MENAKAR DAMPAK KRISIS FINANSIAL GLOBAL oleh : Fauzi

advertisement
MENAKAR DAMPAK KRISIS FINANSIAL GLOBAL
oleh : Fauzi Ichsan (Senior Vice President, Standard Chartered Bank)
Lama saya mengira bahwa krisis ekonomi terparah yang pernah saya alami adalah
krisis moneter (krismon) Asia pada tahun 1997/9.
Ternyata dampak krismon Asia kalah jauh dibandingkan dengan krisis finansial yang
melanda dunia sekarang. Sewaktu krismon Asia, setidaknya ada ’surga aman’ atau
’safe heaven’ bagi para investor global, yaitu di Amerika Serikat, Eropa dan Jepang.
Investor bisa menjual saham dan surat utangnya di Indonesia, Thailand dan Korea
(walau rugi) yang mengalami krisis, dan membeli saham di bursa New York dan
London.

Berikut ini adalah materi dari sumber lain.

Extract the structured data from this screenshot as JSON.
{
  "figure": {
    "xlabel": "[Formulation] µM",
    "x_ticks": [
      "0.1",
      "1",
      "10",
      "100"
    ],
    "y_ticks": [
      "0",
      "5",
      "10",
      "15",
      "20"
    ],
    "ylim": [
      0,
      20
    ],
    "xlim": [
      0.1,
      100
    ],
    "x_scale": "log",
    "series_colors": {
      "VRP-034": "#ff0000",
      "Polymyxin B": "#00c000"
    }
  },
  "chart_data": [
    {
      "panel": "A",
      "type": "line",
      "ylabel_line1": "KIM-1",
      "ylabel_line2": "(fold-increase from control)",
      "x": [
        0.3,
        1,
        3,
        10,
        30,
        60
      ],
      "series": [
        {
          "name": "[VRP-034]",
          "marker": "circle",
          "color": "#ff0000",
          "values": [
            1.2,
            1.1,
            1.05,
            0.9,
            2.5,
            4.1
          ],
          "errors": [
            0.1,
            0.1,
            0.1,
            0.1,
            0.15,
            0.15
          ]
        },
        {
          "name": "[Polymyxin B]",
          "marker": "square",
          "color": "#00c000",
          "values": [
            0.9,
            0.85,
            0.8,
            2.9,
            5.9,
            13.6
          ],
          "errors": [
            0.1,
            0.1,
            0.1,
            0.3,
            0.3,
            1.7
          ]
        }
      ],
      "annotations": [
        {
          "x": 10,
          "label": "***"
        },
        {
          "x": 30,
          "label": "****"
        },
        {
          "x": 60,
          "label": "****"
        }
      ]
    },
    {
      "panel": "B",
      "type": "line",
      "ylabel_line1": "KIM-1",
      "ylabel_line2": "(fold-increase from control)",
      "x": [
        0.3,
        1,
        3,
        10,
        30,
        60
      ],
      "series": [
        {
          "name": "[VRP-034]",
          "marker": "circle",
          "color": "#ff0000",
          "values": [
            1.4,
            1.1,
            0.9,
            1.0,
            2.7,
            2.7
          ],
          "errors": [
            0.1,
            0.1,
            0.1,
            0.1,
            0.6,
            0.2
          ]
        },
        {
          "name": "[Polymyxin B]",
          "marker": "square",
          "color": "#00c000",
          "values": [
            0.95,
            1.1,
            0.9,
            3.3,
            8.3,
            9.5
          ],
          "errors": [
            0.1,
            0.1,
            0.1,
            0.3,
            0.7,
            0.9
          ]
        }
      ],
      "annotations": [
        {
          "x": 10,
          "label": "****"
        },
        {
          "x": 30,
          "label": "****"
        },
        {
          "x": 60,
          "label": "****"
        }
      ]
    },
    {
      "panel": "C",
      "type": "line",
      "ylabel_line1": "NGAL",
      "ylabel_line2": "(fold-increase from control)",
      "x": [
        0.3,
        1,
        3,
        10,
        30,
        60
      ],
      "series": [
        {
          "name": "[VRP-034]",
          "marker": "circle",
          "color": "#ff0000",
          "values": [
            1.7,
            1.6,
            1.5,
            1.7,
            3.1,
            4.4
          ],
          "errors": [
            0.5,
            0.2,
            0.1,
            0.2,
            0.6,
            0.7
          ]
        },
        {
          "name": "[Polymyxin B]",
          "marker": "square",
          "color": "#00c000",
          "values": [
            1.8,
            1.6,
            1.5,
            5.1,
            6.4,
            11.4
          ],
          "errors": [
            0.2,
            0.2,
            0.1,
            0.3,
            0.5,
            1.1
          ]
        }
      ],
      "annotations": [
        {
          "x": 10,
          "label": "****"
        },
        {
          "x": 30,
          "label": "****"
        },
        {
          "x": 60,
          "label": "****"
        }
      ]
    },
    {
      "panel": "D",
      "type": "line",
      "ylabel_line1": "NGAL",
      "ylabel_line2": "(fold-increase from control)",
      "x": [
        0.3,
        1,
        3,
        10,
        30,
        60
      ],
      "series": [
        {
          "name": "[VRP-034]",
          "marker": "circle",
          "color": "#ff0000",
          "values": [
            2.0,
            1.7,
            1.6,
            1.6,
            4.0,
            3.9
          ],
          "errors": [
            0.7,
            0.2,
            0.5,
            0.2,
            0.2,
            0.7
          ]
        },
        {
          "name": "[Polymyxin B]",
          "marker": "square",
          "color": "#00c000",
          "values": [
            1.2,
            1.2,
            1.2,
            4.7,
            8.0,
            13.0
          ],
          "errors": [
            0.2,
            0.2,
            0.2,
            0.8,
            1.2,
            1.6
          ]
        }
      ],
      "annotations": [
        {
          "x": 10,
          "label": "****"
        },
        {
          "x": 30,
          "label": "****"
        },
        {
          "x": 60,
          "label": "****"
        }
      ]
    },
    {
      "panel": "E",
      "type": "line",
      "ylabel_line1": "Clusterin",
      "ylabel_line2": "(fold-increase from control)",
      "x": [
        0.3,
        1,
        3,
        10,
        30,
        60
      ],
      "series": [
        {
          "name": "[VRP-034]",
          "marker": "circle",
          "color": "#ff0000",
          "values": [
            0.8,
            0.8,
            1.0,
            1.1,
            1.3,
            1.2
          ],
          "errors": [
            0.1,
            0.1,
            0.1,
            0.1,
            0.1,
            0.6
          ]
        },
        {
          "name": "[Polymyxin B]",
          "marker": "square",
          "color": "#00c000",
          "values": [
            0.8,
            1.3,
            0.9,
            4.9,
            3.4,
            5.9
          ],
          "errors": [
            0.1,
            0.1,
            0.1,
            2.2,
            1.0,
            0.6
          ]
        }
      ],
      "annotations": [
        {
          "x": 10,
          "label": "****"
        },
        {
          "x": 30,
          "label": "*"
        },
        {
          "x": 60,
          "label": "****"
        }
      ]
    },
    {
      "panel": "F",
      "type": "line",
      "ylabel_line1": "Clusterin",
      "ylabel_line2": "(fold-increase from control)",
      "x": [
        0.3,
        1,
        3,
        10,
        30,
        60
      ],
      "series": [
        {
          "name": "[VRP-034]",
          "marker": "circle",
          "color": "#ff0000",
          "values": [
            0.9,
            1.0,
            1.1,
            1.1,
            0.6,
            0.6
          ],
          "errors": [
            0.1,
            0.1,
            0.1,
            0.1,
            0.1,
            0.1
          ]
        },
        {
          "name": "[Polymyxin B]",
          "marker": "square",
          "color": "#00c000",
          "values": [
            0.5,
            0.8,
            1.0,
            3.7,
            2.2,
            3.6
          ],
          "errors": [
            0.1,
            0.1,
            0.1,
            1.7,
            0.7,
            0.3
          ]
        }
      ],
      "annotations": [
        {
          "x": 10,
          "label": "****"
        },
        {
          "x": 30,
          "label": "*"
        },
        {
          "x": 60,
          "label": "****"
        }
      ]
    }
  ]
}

Sekarang, negara safe heaven pun mengalami krisis ekonomi yang parah.
Investor kesulitan mencari safe heaven untuk memarkir dananya dan, karena pasar
saham, surat utang dan komoditas semuanya anjlok, ‘cash is king again.
Seberapa parah krisis finansial dunia ini? Patokan ada. Lehman Brothers, Bear
Stearns, Merrill Lynch, AIG, Freddie Mac dan Fannie Mae, sebagai lembaga finansial
raksasa AS, selamat menghadapi resesi ekonomi AS paska serangan teroris tahun
2001. Mereka selamat manghadapi resesi ekonomi dunia akibat embargo minyak
OPEC tahun 1973 dan selamat menghadapi dua perang dunia.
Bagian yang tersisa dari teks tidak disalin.